Elle rappelle que la présomption d’imputabilité de l’accident au travail s’applique aux « manifestations douloureuses d’une infection bactérienne, dès lors que, comme en l’espèce, l’assuré n’en présentait aucun symptôme préalablement à l’exercice de son travail ». Or, elle précise que c’est à l’occasion de son travail et lors du retrait de ses chaussures de travail que M. [O] a ressenti une douleur au pied.
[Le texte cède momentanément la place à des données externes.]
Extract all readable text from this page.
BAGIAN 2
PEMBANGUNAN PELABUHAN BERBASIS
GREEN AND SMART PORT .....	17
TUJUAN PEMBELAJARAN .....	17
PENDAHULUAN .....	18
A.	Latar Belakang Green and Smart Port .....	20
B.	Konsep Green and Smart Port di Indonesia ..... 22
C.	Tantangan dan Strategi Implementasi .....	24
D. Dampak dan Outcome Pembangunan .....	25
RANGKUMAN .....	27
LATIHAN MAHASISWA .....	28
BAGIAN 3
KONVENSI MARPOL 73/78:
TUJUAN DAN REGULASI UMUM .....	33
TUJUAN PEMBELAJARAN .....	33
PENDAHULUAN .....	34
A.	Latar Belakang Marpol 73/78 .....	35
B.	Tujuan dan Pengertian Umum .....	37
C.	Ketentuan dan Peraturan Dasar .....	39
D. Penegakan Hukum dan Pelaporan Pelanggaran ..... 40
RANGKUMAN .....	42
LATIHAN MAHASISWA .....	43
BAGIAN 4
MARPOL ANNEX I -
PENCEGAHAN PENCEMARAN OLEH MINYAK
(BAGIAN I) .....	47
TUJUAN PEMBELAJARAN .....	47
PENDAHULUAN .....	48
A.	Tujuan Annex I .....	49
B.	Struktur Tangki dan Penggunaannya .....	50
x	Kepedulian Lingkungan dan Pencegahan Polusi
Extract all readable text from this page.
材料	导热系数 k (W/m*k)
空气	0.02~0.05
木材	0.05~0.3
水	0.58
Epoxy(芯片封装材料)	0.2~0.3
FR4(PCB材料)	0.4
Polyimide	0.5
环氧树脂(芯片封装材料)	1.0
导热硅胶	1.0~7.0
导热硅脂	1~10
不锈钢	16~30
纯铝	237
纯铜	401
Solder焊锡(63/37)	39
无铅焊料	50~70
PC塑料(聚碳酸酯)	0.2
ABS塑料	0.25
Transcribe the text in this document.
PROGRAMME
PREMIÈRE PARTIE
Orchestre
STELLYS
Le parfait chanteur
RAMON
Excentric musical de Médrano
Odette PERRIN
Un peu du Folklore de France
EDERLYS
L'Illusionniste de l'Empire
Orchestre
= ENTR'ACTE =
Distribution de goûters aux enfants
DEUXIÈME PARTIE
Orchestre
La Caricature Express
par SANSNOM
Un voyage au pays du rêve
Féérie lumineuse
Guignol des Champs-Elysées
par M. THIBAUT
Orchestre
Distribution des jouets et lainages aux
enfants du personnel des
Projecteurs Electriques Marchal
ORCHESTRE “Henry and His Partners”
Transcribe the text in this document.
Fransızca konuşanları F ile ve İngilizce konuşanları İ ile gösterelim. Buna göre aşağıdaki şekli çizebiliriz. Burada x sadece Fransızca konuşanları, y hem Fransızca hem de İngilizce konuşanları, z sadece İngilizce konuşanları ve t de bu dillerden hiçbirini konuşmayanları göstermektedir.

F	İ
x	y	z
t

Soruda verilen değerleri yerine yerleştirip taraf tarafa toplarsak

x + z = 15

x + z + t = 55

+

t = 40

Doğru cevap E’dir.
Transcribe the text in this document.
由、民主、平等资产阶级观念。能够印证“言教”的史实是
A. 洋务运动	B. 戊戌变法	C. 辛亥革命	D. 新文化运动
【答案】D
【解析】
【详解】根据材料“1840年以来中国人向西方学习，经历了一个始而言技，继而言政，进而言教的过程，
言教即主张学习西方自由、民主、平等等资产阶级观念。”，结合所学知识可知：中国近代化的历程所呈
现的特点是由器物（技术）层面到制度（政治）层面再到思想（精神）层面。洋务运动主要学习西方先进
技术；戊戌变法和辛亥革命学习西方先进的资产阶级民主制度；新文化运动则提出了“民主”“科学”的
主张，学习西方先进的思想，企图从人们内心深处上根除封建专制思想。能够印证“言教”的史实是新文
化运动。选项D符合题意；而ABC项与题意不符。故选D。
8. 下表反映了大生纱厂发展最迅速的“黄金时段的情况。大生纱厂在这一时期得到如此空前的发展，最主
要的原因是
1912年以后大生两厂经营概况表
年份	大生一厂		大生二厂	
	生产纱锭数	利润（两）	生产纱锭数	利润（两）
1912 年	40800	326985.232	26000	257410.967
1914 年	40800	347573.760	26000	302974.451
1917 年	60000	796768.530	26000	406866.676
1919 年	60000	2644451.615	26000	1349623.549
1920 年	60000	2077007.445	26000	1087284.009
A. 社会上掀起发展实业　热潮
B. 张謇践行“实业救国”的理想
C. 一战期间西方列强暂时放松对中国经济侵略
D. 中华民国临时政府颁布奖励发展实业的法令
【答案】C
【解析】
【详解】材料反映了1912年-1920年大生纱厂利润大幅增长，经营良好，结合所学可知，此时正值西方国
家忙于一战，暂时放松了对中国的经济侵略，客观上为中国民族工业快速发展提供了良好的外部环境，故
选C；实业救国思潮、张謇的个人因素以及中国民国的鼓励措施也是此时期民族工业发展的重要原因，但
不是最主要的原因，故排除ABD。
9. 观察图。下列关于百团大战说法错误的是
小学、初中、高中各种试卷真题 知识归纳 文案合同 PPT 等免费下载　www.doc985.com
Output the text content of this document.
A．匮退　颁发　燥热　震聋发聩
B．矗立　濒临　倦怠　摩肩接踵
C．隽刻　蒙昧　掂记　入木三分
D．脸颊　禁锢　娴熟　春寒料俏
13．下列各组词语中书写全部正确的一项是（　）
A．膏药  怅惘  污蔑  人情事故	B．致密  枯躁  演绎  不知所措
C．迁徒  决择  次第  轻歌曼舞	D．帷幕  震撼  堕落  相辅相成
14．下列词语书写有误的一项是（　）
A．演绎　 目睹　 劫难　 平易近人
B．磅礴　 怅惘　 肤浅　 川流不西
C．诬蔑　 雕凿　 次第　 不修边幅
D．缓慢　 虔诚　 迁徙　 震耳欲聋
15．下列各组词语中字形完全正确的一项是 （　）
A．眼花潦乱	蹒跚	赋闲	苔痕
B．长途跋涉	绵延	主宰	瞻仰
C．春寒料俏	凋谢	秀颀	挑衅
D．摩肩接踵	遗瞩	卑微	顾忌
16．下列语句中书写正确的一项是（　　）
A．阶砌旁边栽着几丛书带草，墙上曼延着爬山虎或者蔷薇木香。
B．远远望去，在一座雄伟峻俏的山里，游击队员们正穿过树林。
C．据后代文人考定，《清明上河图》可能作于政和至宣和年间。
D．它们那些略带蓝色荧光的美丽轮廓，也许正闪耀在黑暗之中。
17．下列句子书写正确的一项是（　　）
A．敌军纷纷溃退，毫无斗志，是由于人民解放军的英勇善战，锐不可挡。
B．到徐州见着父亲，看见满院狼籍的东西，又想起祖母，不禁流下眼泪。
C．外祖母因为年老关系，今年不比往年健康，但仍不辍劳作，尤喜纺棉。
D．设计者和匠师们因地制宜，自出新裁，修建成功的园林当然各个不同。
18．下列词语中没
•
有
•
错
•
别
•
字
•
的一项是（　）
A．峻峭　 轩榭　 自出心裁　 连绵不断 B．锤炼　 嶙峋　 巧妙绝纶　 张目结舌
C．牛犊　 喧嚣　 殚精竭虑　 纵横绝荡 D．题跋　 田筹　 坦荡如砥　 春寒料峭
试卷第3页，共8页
Elle ajoute que l’origine de la douleur traumatique ou infectieuse est indifférente dès lors qu’elle est apparue aux temps et lieu de travail, après un port prolongé par l’assuré de ses chaussures de travail.
La société sollicite la confirmation du jugement entrepris. Elle fait valoir que la lésion subie par M. [O] est exclusivement imputable à une cause totalement étrangère au travail. Elle rappelle que le gonflement du pied gauche de M. [O] est intervenu en l’absence de tout fait traumatique. M. [O] souffre d’un érysipèle comme précisé aux termes du certificat médical initial établi le 2 août 2020, cette pathologie étant due à des bactéries, les streptocoques dit « béhémolytiques ». Elle en conclut que cette infection bactérienne est imputable à une cause totalement étrangère au travail.
Sur ce,
Il résulte de la combinaison des textes rappelés précédemment qu’en cas de contestation par l’employeur, il lui appartient de rapporter la preuve que l’accident litigieux avait une cause entièrement étrangère au travail.
En l’espèce, il ressort des débats que M. [O] a ressenti son pied gonfler dans ses chaussures de travail alors qu’il travaillait, étant précisé qu’il n’est pas contesté que M. [O] ne présentait pas de symptômes préalablement à l’exercice de son travail.
La société se contente d’affirmer que la lésion de M. [O] est d’origine bactérienne de sorte que l’affection du pied gauche de ce dernier est imputable à une cause totalement étrangère au travail sans pour autant étayer ses déclarations par des éléments précis.
Si l’origine bactérienne de la lésion de M. [O] n’est pas contestée, il n’en demeure pas moins qu’aucun élément produit aux débats ne permet de démontrer à quel moment cette bactérie a été contractée et notamment si elle a été contractée en dehors des heures de travail de manière certaine. La société ne rapporte pas la preuve que l’accident de M. [O] est dû à une cause totalement étrangère au travail.
Il convient donc de débouter la société de sa demande et de lui déclarer opposable la décision du 2 novembre 2020 par laquelle la caisse a reconnu le caractère professionnel de la maladie de la victime, M. [O].
Le jugement entrepris sera infirmé sur ce point.
Sur les dépens
La société, qui succombe, est condamnée aux dépens de première instance et d’appel.
PAR CES MOTIFS
La cour, après en avoir délibéré, statuant publiquement, par arrêt contradictoire,
Infirme le jugement en toutes ses dispositions,
Statuant à nouveau et y ajoutant,
Déclare opposable à la société [6] la décision du 2 novembre 2020 par laquelle la [4] a reconnu le caractère professionnel de l’accident dont a été victime M. [O] le 1er août 2020,
Condamne la société [6] aux dépens de première instance et d’appel.
Prononcé par mise à disposition de l’arrêt au greffe de la cour, les parties en ayant été préalablement avisées dans les conditions prévues au deuxième alinéa de l’article 450 du code de procédure civile.
Signé par Madame Marie-Bénédicte JACQUET, Conseillère, faisant fonction de présidente, et par Madame Mélissa ESCARPIT, Greffière, à laquelle la magistrate signataire a rendu la minute.